Oral Abstract Session
SCMR 22nd Annual Scientific Sessions
David Corcoran, MD, BSc
Honorary Clinical Lecturer
University of Glasgow
Thomas Ford, MD
Clinical Research Fellow
University of Glasgow
Li-Yueh Hsu, PhD
Staff Scientist
Advanced Cardiovascular Imaging, NHLBI, NIH
Vanessa Orchard
Lead Radiographer
Golden Jubilee National Hospital
Keith Oldroyd, MD
Consultant Cardiologist
Golden Jubilee National Hospital
Andrew Arai, MD, FSCMR
Chief
NIH/NHLBI
Colin Berry, PhD
Professor of Cardiology and Imaging
University of Glasgow
Background:
Four million elective invasive coronary angiograms (ICA) are performed in Europe and the USA annually for the investigation of angina. Approximately half of these do not disclose obstructive CAD. The diagnosis and onward management of symptomatic patients with a ‘negative’ ICA is uncertain and heterogeneous. The prevalence of microvascular angina (MVA) in this population is unknown. We hypothesized that multiparametric CMR imaging would be clinically useful in patients with angina and non-obstructive CAD (ANOCA).
Methods:
We performed a prospective, observational study at a regional referral center. Patients undergoing ICA for the investigation of angina were eligible if the ICA revealed no obstructive CAD and anginal symptoms were confirmed using the Rose and Seattle Angina Questionnaires. Patients underwent standardized adenosine stress perfusion CMR study (1.5T) (Figure 1).

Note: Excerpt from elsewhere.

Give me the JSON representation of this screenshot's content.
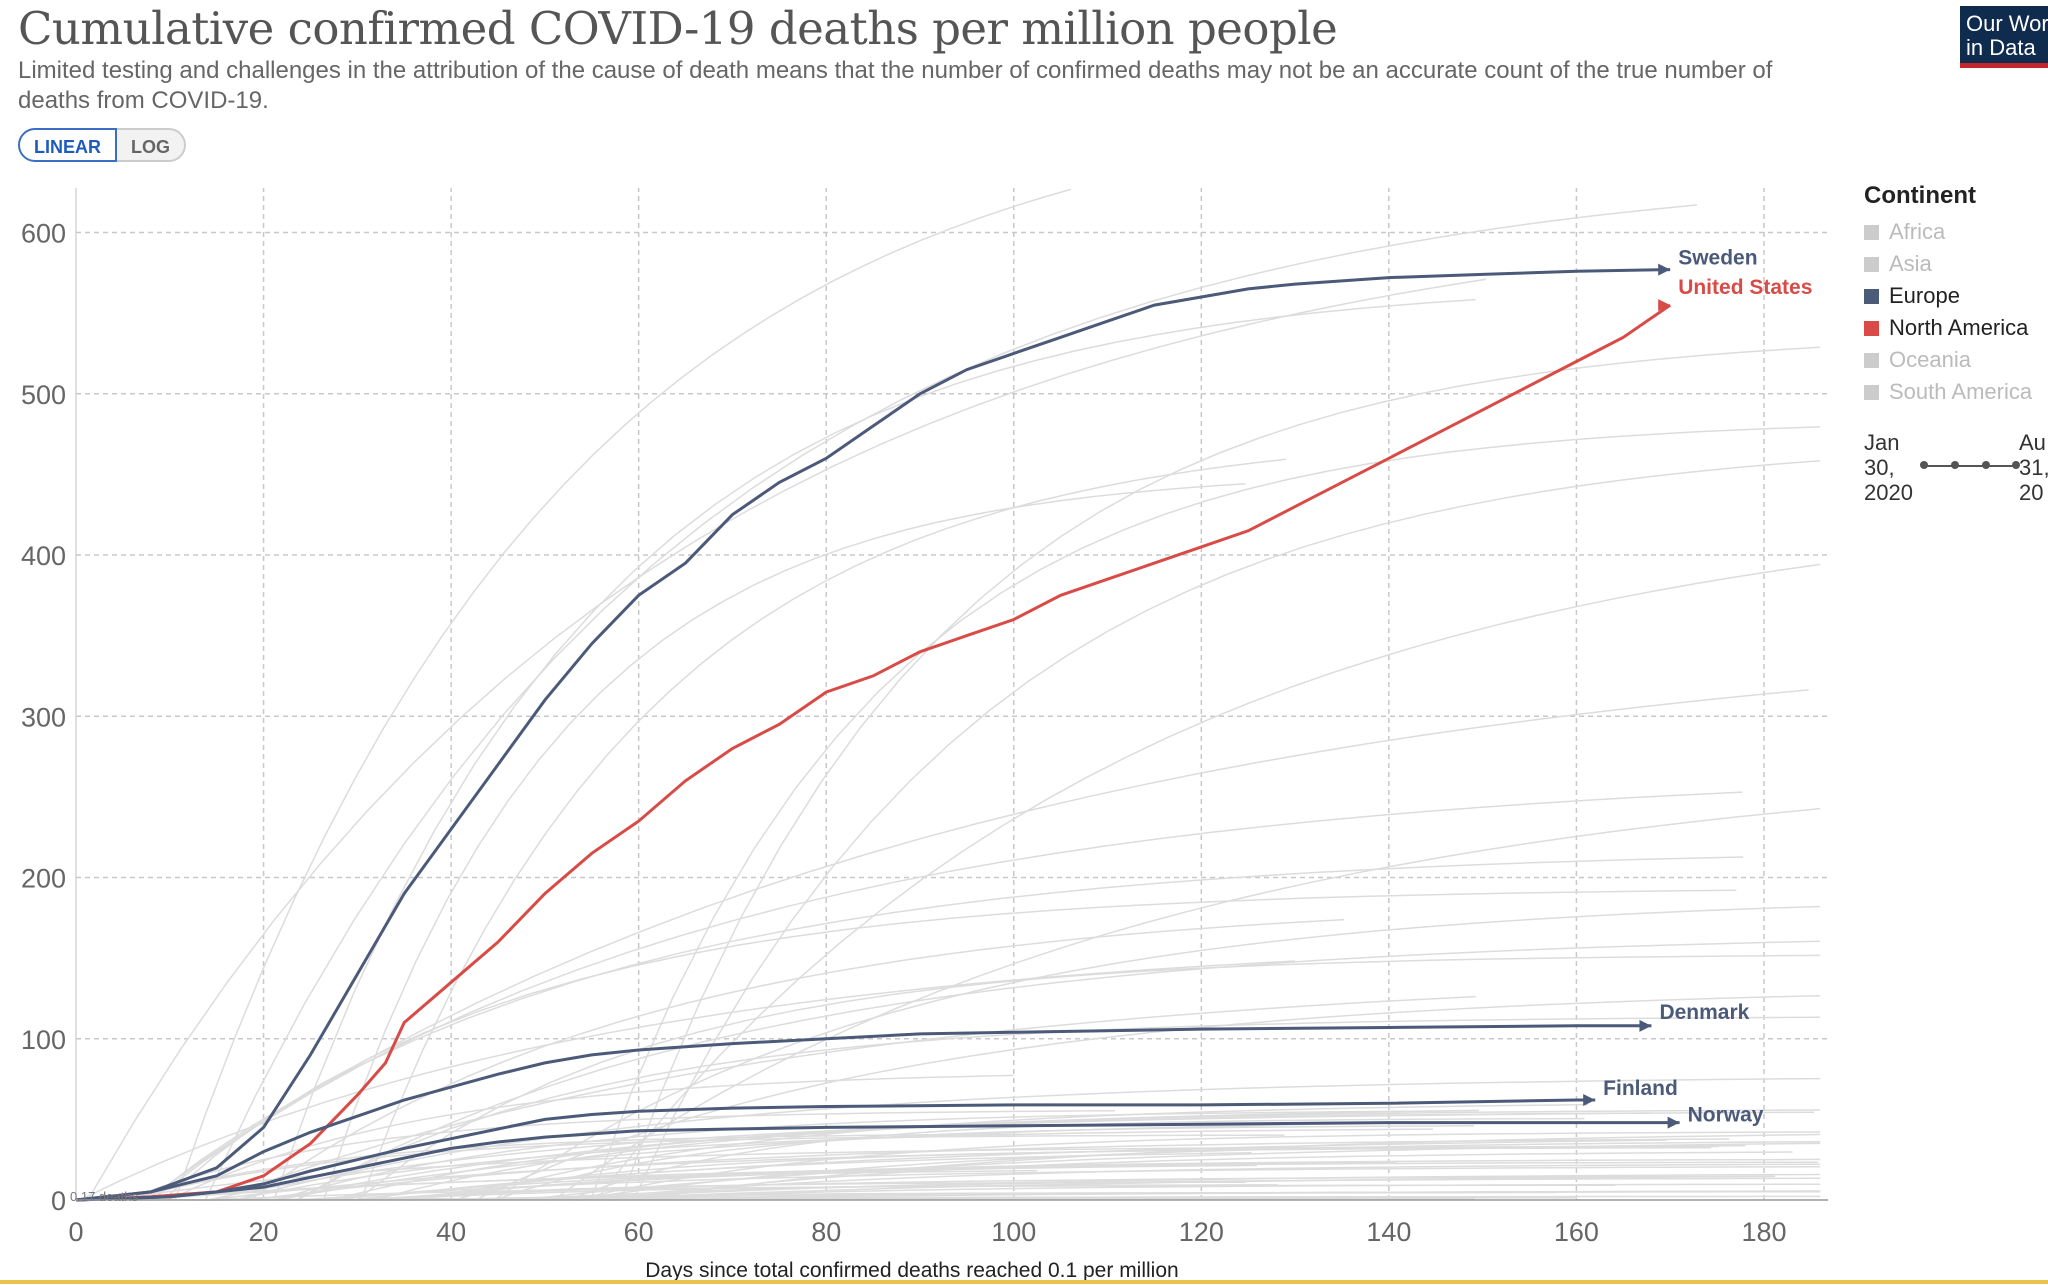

The protocol consisted of LV function (SSFP cine), myocardial blood flow (MBF) (novel pixel-wise fully quantitative method), tissue characterization (T1 and extracellular volume (ECV) mapping, and late gadolinium enhancement (LGE) imaging). Coronary microvascular dysfunction was defined as a global myocardial perfusion reserve (MPR) <2.0 using quantitative methods. Myocardial perfusion was also assessed qualitatively by two blinded observers (Level 3 EACVI accredited).
Results:
A total of 162 patients were enrolled (Aug 2017-Jan 2018) and 19 (12%) had an incomplete CMR (all due to claustrophobia) leaving 143 (88%) in the analysis set (mean age 60±10 years; 41 (29%) male, 25 (17%) diabetes, 25 (17%) current cigarette smokers).
A diagnosis of MVA (MPR<2.0) was established in 101 (71%) patients. Fewer patients had abnormal perfusion when assessed qualitatively vs. quantitatively (68 (48%) vs. 101 (71%) respectively). There was a significant difference between the endocardial:epicardial MBF ratio from rest to stress (p<0.0001). Further, MPR in the endocardial sector was significantly lower than in the epicardial sector (p<0.0001) (Table 1).
In binary logistic regression analysis of variables associated with CAD, current cigarette smoking was the only predictor of reduced MPR (<2.0), (OR 4.09 95% CI 1.13-14.8, p=0.03).
Mean mid-septal native myocardial T1 and ECV values were 951±32 ms and 27±4%, respectively. Considering reference values in our center, increased native T1 and ECV values occurred in 1 (0.7%) and 15 (11%) patients, respectively. Abnormal LGE imaging was present in 14 patients (10%) (8 (6%) with occult myocardial infarction) (Figure 2). There were 22 (15%) patients with an incidental clinically-significant finding.
Conclusion: MVA is common and routinely under-diagnosed using ICA alone. Multiparametric CMR provides diagnostic and clinical utility in ANOCA. Quantitative pixel-mapping has a higher detection rate than qualitative methods. Further research is warranted to establish the external validity and clinical significance of our findings.